Capítulo 661: Capítulo 661 – ¿Capturar a un dragón?
Editor: Nyoi-Bo Studio —Gongzi, regresa y cámbiate la ropa —dijeron en voz baja las hermanas Lu mientras estaban paradas junto a Hao Ren.
—¿Erm?
—musitó Hao Ren mientras bajaba la mirada y notaba que la bata se inflaba con el viento, revelando sus músculos.
Dado que Duan Yao estaba parada en la playa aturdida, Hao Ren la jaló hacia el aire en su camino de vuelta a casa como si fuera un pollito.
Debido a las olas que surgieron, muchas de las plantas del jardín fueron arruinadas, mientras que la sala en el primer piso se inundó por el agua.
—¡Abuela!
¡Abuela!
—gritó Hao Ren cuando regresó a la habitación.
Su única preocupación era su abuela, que era demasiado vieja y podía haberse asustado con esto.
Xie Yujia y Zhao Yanzi se aliviaron al ver que Hao Ren estaba intacto y lo siguieron al interior de la casa.
—¡Ren!
Ren… —dijo la abuela, bajando las escaleras mientras se aferraba de la baranda.
Después de que el mar se calmó de repente, la abuela se apresuró en ir a la habitación de Hao Ren para ver cómo estaba.
Se puso ansiosa cuando vio la ventana rota y la habitación vacía.
—¡Estoy aquí abuela!
—exclamó Hao Ren, corriendo a las escaleras después de atravesar el agua en la habitación.
La casa estaba inundada.
No podían encender las luces, ya que había fallado la electricidad, y la casa estaba completamente a oscuras.
Bajo la luz de la luna, la abuela tocó el rostro de Hao Ren aliviada y le preguntó—: ¿Qué hay de la pequeña Zi y la pequeña Yujia?
—¡Aquí!
¡Estamos aquí!
—respondieron al mismo tiempo Xie Yujia y Zhao Yanzi, mientras se paraban detrás de Hao Ren.
—¿Dónde está Congming?
—preguntó la abuela.
Xie Yujia se paralizó por un momento y luego atravesó el agua para entrar en la habitación de Zhen Congming, ¡y descubrió que este último estaba profundamente dormido en la cama!
—¡Congming está bien!
—respondió Xie Yujia tras cerrar la puerta.

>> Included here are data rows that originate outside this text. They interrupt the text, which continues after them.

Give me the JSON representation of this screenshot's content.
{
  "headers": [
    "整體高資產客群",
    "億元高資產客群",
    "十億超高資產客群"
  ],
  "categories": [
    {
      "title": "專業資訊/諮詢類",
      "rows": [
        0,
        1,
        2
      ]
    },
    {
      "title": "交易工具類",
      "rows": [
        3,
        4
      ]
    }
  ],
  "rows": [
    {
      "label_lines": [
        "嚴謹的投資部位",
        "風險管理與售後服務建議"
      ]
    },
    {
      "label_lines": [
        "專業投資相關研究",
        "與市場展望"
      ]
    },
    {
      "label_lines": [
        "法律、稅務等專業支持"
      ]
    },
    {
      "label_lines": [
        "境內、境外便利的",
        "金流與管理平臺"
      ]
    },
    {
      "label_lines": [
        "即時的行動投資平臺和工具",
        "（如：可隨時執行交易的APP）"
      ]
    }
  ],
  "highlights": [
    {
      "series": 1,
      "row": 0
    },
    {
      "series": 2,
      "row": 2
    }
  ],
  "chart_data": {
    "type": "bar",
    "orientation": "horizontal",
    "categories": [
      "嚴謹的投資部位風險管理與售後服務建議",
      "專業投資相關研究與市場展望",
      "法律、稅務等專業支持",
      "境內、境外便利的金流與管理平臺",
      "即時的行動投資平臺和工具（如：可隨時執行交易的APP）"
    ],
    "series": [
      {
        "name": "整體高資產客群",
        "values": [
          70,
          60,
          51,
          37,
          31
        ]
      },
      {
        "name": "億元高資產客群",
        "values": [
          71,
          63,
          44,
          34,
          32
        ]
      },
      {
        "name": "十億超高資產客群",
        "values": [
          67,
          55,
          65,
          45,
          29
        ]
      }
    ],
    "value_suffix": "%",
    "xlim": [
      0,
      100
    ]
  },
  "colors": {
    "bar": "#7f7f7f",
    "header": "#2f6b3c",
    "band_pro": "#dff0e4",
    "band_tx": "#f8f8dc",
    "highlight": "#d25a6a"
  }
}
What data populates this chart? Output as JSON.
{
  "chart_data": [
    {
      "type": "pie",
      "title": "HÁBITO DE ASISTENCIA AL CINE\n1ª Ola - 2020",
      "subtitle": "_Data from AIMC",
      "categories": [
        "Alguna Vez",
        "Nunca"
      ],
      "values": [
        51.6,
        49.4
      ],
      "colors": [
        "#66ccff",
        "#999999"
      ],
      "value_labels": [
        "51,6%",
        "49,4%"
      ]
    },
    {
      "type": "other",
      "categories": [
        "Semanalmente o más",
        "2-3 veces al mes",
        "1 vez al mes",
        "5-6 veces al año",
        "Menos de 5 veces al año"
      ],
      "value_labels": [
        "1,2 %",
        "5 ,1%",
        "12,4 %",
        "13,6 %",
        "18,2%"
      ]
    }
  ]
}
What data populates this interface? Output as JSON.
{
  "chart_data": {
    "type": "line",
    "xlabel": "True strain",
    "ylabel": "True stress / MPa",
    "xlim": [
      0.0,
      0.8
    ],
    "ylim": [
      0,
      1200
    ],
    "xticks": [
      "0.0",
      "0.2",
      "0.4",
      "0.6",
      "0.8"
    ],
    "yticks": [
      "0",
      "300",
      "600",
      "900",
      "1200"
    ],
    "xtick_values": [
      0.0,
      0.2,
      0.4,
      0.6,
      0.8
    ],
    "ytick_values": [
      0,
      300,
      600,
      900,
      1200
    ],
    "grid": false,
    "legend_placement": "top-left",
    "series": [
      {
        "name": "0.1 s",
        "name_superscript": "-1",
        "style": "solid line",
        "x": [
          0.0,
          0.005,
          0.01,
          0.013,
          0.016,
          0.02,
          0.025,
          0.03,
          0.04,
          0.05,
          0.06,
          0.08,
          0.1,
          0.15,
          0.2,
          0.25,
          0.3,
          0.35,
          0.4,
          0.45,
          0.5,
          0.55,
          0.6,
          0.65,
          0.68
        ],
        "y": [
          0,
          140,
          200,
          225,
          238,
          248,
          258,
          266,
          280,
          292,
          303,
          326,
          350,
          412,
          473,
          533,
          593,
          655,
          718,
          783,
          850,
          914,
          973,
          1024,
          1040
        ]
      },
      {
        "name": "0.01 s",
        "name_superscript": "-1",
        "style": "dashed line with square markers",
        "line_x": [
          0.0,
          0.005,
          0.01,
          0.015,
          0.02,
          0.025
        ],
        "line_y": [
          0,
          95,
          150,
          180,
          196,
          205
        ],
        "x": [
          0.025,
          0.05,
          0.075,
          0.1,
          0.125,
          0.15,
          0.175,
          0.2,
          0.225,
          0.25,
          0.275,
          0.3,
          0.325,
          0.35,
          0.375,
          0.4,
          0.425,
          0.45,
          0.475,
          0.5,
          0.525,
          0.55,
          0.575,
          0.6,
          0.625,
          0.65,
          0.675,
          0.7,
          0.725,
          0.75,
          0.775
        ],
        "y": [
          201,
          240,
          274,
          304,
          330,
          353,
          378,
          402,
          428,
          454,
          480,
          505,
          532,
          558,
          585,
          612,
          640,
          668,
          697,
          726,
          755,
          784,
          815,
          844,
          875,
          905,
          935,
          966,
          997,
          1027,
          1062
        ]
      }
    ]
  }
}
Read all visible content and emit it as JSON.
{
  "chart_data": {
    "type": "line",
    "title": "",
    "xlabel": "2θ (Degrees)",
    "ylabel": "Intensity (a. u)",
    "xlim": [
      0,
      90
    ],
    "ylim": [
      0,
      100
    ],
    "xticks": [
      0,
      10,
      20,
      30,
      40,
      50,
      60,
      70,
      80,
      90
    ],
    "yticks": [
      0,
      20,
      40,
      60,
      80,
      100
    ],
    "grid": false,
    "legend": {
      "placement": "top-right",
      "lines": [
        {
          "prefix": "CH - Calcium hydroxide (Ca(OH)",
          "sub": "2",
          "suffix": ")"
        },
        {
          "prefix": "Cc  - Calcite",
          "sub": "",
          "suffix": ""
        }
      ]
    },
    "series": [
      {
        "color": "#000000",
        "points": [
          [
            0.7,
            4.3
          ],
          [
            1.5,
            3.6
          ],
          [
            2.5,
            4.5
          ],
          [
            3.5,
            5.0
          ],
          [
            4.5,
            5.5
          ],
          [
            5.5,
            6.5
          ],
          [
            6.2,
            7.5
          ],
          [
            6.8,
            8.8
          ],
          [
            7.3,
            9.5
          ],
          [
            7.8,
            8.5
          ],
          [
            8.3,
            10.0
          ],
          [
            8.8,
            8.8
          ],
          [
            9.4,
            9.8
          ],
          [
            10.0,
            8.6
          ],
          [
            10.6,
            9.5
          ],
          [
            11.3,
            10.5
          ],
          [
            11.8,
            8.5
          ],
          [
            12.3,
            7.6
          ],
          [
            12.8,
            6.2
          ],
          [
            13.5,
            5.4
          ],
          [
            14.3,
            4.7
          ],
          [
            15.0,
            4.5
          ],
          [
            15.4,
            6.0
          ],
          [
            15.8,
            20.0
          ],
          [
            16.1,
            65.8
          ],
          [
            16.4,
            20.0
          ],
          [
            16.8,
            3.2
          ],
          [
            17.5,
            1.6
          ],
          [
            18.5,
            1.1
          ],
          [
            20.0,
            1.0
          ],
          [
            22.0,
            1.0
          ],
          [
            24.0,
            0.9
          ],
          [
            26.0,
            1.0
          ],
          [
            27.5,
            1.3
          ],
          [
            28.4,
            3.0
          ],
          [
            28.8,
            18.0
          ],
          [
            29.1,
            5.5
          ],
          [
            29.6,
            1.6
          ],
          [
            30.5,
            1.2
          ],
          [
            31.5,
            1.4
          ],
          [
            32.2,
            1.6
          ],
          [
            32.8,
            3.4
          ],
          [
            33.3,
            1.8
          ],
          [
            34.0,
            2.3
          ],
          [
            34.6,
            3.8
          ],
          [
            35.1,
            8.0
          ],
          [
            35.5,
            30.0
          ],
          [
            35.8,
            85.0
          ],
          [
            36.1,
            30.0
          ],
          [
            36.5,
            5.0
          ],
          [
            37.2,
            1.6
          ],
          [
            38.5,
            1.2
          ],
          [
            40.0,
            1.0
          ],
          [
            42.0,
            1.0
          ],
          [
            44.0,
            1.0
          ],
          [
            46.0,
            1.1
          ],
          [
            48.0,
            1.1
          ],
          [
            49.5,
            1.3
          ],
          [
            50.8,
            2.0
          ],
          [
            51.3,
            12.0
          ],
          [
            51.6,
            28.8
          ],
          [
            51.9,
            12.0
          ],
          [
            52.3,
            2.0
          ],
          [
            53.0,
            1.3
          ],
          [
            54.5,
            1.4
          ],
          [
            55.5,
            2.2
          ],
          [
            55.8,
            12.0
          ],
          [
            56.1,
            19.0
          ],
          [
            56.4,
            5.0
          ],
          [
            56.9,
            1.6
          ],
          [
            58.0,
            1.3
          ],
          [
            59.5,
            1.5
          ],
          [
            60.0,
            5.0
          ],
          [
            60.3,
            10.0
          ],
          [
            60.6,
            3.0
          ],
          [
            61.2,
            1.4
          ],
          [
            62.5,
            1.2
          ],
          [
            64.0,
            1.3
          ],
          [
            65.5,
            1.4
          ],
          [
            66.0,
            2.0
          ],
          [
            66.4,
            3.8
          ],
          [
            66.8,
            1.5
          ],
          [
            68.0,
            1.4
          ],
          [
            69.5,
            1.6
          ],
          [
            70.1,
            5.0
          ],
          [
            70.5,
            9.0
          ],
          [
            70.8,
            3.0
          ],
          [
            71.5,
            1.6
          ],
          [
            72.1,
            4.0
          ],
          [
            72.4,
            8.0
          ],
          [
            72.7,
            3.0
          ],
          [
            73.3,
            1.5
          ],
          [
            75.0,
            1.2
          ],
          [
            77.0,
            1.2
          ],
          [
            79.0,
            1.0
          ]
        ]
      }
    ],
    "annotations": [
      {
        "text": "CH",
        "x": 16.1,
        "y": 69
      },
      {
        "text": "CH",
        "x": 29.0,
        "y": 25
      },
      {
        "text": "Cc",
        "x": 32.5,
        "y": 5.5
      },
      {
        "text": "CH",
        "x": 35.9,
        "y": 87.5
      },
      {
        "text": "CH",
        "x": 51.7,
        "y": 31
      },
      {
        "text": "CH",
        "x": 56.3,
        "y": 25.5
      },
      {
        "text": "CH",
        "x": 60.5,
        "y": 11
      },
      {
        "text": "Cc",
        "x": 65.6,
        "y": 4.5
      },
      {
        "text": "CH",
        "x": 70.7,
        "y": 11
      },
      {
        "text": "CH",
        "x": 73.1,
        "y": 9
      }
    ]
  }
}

No sabía que la noche de luna llena era el momento perfecto para que las Bestias Demoníacas elevaran y avanzaran su reino.
También era su momento más débil, y la hora para la cultivación aislada.
Ni siquiera Qiu Niu, uno de los ancestros de los dragones, podía ignorar esta regla.
Aproximadamente cada 1.000 años, el reino de Qiu Niu se reducía mucho, y la fecha exacta de acuerdo con la Dama Zhen era el 25 de Agosto del Calendario Lunar.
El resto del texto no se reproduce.